Lookback time is the difference between when we detect the light from an object here on Earth versus when the light was emitted by the object. Because the universe is expanding, and spacetime can expand faster than the speed of light (matter cannot, but the intervening fabric of spacetime can), it produces a discrepancy between how far an object was when its light left versus how far it actually is at this moment. The lookback time tells us when the light left the object.

Observable universe

That part of the universe visible to us. Our sightline is limited because the early universe was opaque—light was constantly scattering off free electrons. About 380,000 years after the Big Bang, the universe expanded and cooled to the point where electrons combined with protons to make neutral hydrogen. At that time, light was able to travel across the universe, and this is the oldest light we can see.
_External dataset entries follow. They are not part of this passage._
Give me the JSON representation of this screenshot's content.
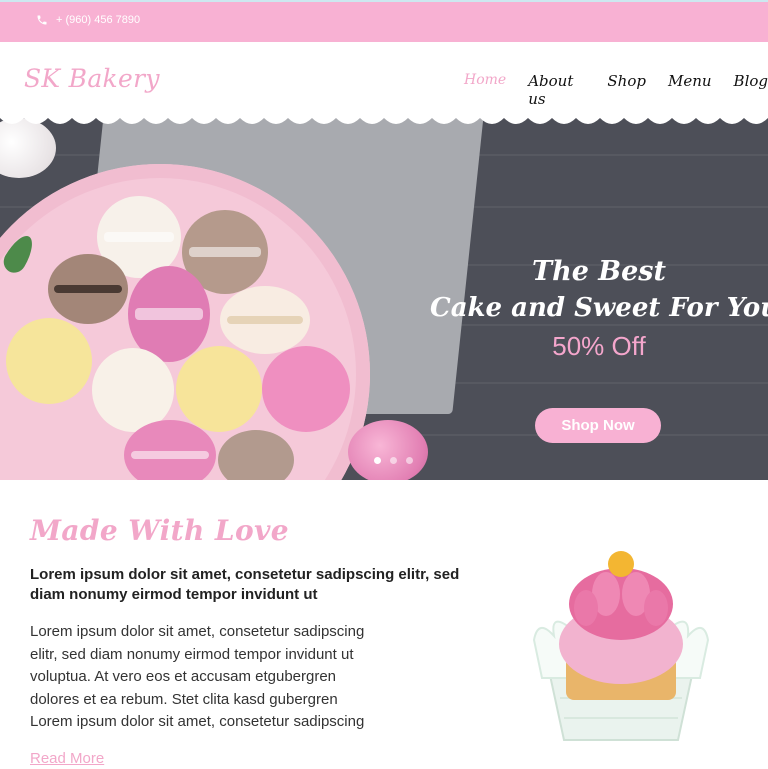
{
  "topbar": {
    "phone": "+ (960) 456 7890",
    "phone_icon": "phone-icon",
    "bg_color": "#f8b1d3"
  },
  "header": {
    "logo": "SK Bakery",
    "nav": [
      {
        "label": "Home",
        "active": true
      },
      {
        "label": "About us",
        "active": false
      },
      {
        "label": "Shop",
        "active": false
      },
      {
        "label": "Menu",
        "active": false
      },
      {
        "label": "Blog",
        "active": false
      }
    ]
  },
  "hero": {
    "line1": "The Best",
    "line2": "Cake and Sweet For You",
    "offer": "50% Off",
    "button": "Shop Now",
    "slide_count": 3,
    "active_slide": 1,
    "accent_color": "#f4a6cc"
  },
  "about": {
    "title": "Made With Love",
    "lead": "Lorem ipsum dolor sit amet, consetetur sadipscing elitr, sed diam nonumy eirmod tempor invidunt ut",
    "body_lines": [
      "Lorem ipsum dolor sit amet, consetetur sadipscing",
      "elitr, sed diam nonumy eirmod tempor invidunt ut",
      "voluptua. At vero eos et accusam etgubergren",
      "dolores et ea rebum. Stet clita kasd gubergren",
      "Lorem ipsum dolor sit amet, consetetur sadipscing"
    ],
    "read_more": "Read More"
  }
}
Each point of observation in the universe has its own spherical observable universe. For our observation point on Earth, we have a 45-billion-light0year sphere surrounding us. And, for any other point, they will have their own similar sphere centered on them, revealing areas of the universe that are invisible to us while we can see areas invisible to them.

Parsec

A parsec is a unit of distance in astronomy. The word comes from “one parallax second.” Parallax is the technique by which we measure the distance to stars. It is a geometrical method where we measure a star’s position relative to the background stars on one side of Earth’s orbit, then six months later measure the star’s position again. The difference in positions is called parallax. (More on parallax.) When this Earth-Sun distance of 1 Astronomical Unit subtends an angle of 1 arcsecond on the sky due to the star’s apparent motion as we orbit the Sun, then it is said to be 1 parsec away. One parsec equals 206,265 Astronomical Units exactly, and 3.26 light years.

Redshift/blueshift

Redshift refers to the shifting of light as the source moves away from the observer. It is the light equivalent of the Doppler shift in sound when, for example, a train’s sound changes as it approaches you and recedes from you. We use redshift in astronomy to calculate the distance to objects outside the Milky Way. Almost all objects outside the Galaxy are moving away from us as the universe expands, and we can measure the shift of light in the spectral lines of a galaxy, and once we know that shift in wavelength, we can compute its distance. If the object is moving away from us, the light is shifted toward the red in the electromagnetic spectrum, and if the object is moving toward us, the light is shifted toward the blue end of the spectrum.

Spacetime

Spacetime is a mathematical model that incorporates both space and time into one, unified continuum. It is not needed to describe the non-relativistic world, where Euclidean space and classical mechanics describes the universe accurately. But, in a relativistic universe the three-dimensional space cannot be separated from time. Gravity, and therefore matter, when moving close to the speed of light, slows time down for an outside observer. A massive object’s gravity warps spacetime, creating valleys for the light to traverse, which takes slightly longer than it would in the absence of that mass.

Uncertainty

In science, uncertainty refers to doubt in a measurement value. These doubts arise from several things, but often derive from the limitations of the instrument doing the measurement. For example, a ruler has lines for each millimeter, but if the object being measured is somewhere between 2 mm and 3 mm, you have to estimate what the final value. We know 2 mm is too low, and 3 mm is too high, so the value will be some guess, with a “give or take” range, for example, maybe we estimate it to be 2.5 mm plus or minus 0.5 mm. In astrophysics, these limitations derive from limitations of telescopes, observational conditions, and the nature of the object we’re measuring.

Zone of avoidance

This is a term invented by astronomers and describes the areas of the sky obscured by the Milky Way—that band of light across our sky. It is named as such because early galaxy maps showed areas where galaxies appeared to avoid. We prefer to use “zone of obscuration” because it has a more physical meaning and is inherently more clear.